Sponge makers expect drop in domestic prices
With export realisations having taken a hit, sponge iron producers are expecting a downward correction in domestic pellet offers from the prevailing INR 12,500-14,500/t levels, especially since present exports realisations are fetching around INR 10,000/t.
Buyers say producers are indicating that pellet prices may drop in the next seven days or so. However, pellet makers themselves, when approached, are mum.

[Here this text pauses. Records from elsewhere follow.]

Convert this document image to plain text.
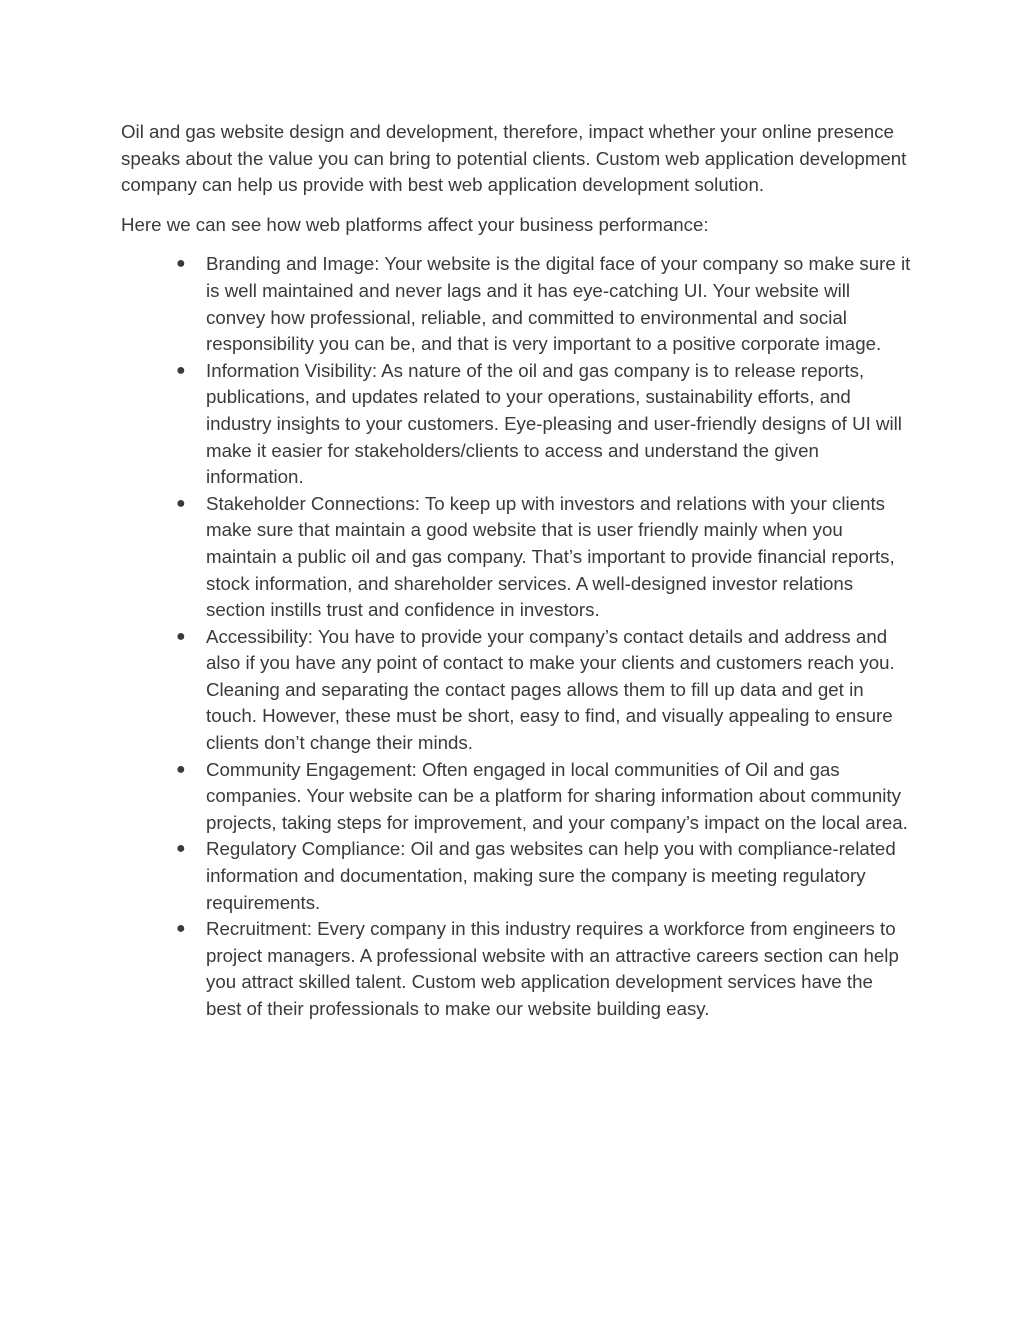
Oil and gas website design and development, therefore, impact whether your online presence speaks about the value you can bring to potential clients. Custom web application development company can help us provide with best web application development solution.

Here we can see how web platforms affect your business performance:

● Branding and Image: Your website is the digital face of your company so make sure it is well maintained and never lags and it has eye-catching UI. Your website will convey how professional, reliable, and committed to environmental and social responsibility you can be, and that is very important to a positive corporate image.
● Information Visibility: As nature of the oil and gas company is to release reports, publications, and updates related to your operations, sustainability efforts, and industry insights to your customers. Eye-pleasing and user-friendly designs of UI will make it easier for stakeholders/clients to access and understand the given information.
● Stakeholder Connections: To keep up with investors and relations with your clients make sure that maintain a good website that is user friendly mainly when you maintain a public oil and gas company. That’s important to provide financial reports, stock information, and shareholder services. A well-designed investor relations section instills trust and confidence in investors.
● Accessibility: You have to provide your company’s contact details and address and also if you have any point of contact to make your clients and customers reach you. Cleaning and separating the contact pages allows them to fill up data and get in touch. However, these must be short, easy to find, and visually appealing to ensure clients don’t change their minds.
● Community Engagement: Often engaged in local communities of Oil and gas companies. Your website can be a platform for sharing information about community projects, taking steps for improvement, and your company’s impact on the local area.
● Regulatory Compliance: Oil and gas websites can help you with compliance-related information and documentation, making sure the company is meeting regulatory requirements.
● Recruitment: Every company in this industry requires a workforce from engineers to project managers. A professional website with an attractive careers section can help you attract skilled talent. Custom web application development services have the best of their professionals to make our website building easy.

AM/NS is also looking to soon start its 6-mntpa pellet plant which will add to pellet supply.
Outlook
If the current scenario persists for some time, domestic prices will likely fall, which, in turn, will drag down iron ore lumps and fines prices in the domestic and export markets. Overall, iron ore and pellets export volumes in Aug-Sept will thus be on the lower side.
However, one factor working in favour of pellet makers is the current merchant iron ore space in Odisha, where many auctioned miners may surrender their blocks if they are unable to fulfil the MDPA (minimum despatch) requirements.
JSW, finding the mining operations unviable, wants to surrender Gonua and Jajang blocks. While JSW Steel's was captive consumption, it may resume buying from the merchant market if it surrenders both. Moreover, Sarda's lease, valid till 13 Aug'21, expired Essel's will shortly. These developments will decrease ore supply.
Sponge producers are already wary of booking directly with miners, in case the latter's mine stops operating and supply gets impacted. As a result, sponge players are betting on pellets as a more reliable raw material option, a factor that may keep domestic prices firm.
"So, prices may not fall so much as to cover up the export difference," a source told SteelMint.